Lo anunció Alberto Núñez Feijóo al filo de las diez de la mañana de este jueves, varias horas antes de hacerse oficial, durante un curso de verano: el PP y Vox habían cerrado un acuerdo en Andalucía. Solo quedaba pactar el papel de la ultraderecha en el próximo gabinete de Juan Manuel Moreno. La confirmación llegó poco antes de la segunda votación de investidura: “prioridad nacional” y Gobierno de coalición. El penúltimo bastión del autodeclarado “PP moderado” ha caído y ha confirmado la dependencia que los de Feijóo tienen de Santiago Abascal y su partido.

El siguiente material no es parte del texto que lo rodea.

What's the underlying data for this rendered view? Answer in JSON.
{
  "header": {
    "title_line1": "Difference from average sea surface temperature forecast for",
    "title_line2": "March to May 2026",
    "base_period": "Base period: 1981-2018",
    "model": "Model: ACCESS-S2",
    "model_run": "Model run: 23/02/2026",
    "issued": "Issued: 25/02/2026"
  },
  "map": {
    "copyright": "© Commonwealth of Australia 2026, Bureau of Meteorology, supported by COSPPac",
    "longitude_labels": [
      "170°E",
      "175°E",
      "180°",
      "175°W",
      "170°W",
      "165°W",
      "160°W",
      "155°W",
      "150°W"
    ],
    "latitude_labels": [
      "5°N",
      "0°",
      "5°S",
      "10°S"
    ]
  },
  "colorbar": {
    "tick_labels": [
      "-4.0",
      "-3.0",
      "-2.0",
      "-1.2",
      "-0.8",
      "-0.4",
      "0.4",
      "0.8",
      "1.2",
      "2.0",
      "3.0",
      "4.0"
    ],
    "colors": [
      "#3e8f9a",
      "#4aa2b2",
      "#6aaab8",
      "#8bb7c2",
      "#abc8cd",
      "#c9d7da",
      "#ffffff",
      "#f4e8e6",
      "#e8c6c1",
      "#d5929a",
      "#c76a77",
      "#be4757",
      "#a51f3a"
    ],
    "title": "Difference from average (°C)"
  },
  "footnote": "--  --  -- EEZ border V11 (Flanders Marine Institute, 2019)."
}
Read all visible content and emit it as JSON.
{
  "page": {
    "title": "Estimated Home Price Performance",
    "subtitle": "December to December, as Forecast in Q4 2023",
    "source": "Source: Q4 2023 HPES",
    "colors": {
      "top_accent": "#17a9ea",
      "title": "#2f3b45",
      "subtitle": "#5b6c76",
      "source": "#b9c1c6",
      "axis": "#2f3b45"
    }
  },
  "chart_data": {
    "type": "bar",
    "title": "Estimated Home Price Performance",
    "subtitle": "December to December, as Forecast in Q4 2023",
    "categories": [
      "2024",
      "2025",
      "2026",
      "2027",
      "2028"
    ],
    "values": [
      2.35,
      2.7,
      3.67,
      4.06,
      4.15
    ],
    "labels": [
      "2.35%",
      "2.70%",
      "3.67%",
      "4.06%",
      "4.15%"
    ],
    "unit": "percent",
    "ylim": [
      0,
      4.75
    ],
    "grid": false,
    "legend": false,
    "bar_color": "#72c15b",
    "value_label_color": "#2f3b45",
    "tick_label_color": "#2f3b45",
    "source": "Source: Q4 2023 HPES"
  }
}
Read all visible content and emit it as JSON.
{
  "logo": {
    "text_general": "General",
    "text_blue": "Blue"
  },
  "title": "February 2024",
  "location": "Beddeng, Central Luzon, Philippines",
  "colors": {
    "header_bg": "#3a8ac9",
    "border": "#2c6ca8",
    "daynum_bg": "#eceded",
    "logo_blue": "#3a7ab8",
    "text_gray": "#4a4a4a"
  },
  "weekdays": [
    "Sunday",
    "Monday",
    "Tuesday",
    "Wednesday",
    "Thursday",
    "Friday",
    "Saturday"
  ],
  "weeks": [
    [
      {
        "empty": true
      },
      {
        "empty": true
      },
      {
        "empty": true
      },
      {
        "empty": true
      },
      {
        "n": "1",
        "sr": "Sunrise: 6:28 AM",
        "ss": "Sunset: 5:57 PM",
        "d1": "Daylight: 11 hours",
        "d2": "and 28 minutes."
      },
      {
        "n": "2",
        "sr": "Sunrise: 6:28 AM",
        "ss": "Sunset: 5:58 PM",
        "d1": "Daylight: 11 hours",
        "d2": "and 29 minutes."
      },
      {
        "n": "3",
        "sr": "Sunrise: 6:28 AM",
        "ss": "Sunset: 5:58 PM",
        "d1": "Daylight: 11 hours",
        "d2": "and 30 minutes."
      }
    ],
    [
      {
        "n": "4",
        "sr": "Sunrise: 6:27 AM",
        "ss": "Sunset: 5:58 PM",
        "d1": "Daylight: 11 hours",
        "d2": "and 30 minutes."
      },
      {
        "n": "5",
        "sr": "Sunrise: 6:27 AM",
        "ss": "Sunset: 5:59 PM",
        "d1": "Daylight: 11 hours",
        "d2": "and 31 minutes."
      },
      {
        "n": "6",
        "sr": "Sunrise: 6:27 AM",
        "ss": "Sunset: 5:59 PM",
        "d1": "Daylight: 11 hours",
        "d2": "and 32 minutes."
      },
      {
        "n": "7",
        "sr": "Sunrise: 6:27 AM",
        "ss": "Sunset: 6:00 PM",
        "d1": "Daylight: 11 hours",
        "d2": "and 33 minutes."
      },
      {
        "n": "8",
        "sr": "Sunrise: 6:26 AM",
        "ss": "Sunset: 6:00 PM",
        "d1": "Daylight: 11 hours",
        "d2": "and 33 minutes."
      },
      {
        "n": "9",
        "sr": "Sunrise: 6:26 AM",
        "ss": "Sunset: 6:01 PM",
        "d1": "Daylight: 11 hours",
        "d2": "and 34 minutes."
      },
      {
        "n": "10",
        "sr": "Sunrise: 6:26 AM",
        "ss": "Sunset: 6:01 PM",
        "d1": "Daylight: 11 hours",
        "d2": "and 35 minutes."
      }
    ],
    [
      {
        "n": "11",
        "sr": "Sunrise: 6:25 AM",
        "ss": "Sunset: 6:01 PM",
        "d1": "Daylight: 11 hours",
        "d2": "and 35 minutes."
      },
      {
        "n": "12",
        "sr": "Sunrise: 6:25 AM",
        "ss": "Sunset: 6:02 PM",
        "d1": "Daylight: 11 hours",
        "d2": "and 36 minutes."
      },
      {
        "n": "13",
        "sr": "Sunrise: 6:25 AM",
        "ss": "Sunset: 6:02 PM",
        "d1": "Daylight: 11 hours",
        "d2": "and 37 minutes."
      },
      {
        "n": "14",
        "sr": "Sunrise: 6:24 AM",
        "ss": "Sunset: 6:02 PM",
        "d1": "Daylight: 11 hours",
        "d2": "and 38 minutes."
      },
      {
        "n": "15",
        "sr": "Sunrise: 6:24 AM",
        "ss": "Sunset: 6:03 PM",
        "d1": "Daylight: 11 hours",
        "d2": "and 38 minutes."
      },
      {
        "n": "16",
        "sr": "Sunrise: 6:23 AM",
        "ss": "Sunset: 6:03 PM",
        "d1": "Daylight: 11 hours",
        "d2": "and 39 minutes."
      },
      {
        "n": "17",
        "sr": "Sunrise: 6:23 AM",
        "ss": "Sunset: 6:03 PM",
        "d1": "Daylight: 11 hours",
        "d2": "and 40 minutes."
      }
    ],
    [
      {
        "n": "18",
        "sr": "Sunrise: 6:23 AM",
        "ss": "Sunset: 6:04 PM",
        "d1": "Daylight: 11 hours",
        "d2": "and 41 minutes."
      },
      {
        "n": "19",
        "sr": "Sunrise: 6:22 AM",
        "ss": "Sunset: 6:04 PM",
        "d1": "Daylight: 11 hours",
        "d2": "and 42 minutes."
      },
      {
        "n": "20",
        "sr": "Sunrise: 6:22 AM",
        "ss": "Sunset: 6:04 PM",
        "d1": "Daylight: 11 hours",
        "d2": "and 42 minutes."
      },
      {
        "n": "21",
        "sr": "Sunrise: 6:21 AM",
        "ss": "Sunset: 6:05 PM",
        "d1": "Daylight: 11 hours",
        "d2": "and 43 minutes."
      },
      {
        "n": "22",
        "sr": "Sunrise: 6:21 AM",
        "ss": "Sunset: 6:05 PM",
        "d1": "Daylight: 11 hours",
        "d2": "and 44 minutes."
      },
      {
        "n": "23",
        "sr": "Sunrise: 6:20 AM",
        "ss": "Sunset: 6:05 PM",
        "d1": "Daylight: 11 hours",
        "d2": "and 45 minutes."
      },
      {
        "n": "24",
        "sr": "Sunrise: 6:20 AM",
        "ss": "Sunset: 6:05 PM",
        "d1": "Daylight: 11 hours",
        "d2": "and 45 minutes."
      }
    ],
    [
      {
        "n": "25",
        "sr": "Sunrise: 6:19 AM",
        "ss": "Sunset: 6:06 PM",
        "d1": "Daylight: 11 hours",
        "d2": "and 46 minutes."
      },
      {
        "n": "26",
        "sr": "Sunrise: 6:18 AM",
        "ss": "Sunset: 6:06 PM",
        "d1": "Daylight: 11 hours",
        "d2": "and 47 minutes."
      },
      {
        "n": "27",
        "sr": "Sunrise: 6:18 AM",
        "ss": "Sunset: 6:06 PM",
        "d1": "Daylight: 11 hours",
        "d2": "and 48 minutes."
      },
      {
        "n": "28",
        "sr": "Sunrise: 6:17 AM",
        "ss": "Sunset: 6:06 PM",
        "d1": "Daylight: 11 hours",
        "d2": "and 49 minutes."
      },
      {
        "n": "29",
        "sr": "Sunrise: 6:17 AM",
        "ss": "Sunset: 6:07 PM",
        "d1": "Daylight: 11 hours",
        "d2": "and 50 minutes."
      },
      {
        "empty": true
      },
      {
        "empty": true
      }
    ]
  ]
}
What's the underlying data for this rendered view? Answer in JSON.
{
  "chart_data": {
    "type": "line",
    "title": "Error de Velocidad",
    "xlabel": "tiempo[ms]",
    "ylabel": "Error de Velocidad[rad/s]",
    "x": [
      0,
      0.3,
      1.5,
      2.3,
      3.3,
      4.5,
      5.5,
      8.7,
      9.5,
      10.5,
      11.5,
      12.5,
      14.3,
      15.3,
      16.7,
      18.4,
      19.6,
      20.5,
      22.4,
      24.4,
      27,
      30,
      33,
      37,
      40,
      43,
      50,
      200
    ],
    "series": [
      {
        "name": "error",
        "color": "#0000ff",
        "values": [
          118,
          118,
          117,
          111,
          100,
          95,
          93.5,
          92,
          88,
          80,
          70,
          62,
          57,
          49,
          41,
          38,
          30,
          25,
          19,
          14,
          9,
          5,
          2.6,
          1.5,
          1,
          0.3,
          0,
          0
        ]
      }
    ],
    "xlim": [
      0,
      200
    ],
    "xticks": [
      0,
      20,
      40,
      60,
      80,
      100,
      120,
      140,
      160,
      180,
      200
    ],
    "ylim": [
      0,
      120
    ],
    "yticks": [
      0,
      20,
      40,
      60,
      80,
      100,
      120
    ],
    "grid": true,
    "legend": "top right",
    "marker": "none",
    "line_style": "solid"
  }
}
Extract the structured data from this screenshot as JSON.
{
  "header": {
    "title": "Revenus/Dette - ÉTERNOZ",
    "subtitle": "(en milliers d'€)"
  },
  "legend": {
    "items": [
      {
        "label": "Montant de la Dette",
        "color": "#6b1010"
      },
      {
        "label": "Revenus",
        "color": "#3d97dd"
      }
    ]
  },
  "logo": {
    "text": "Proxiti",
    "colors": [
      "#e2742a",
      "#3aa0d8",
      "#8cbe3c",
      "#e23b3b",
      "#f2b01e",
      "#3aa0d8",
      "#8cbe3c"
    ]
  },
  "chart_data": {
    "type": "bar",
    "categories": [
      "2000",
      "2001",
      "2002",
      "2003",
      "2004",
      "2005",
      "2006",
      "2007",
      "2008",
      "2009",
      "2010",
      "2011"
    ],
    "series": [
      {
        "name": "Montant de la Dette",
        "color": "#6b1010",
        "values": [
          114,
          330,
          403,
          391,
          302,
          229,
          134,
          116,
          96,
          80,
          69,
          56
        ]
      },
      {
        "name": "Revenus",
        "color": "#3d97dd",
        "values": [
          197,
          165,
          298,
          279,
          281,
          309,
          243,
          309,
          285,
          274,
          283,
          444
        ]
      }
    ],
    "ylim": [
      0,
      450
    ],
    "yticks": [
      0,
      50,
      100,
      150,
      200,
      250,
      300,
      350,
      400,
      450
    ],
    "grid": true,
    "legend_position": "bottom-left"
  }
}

En realidad es la segunda vez que Moreno se sirve de Vox para gobernar. En 2018 perdió las elecciones contra Susana Díaz, pero sumó con Ciudadanos y los ultras para desbancar al PSOE. Los siguientes comicios, en 2022, le catapultaron hasta una mayoría absoluta achacable a la casualidad aritmética que hizo que un puñado de votos bien distribuidos le dieran cuatro diputados en el último suspiro del recuento.

Este 2026, la moneda cayó del otro lado. Moreno no ha sido el único barón autonómico del PP que pensaba tener en su mano la mayoría absoluta. Antes que él se sometieron a las urnas María Guardiola, Jorge Azcón y Alfonso Fernández Mañueco, con el convencimiento de poder desembarazarse de sus aliados naturales y de alcanzar ese paraíso para un político que es tener el control parlamentario total.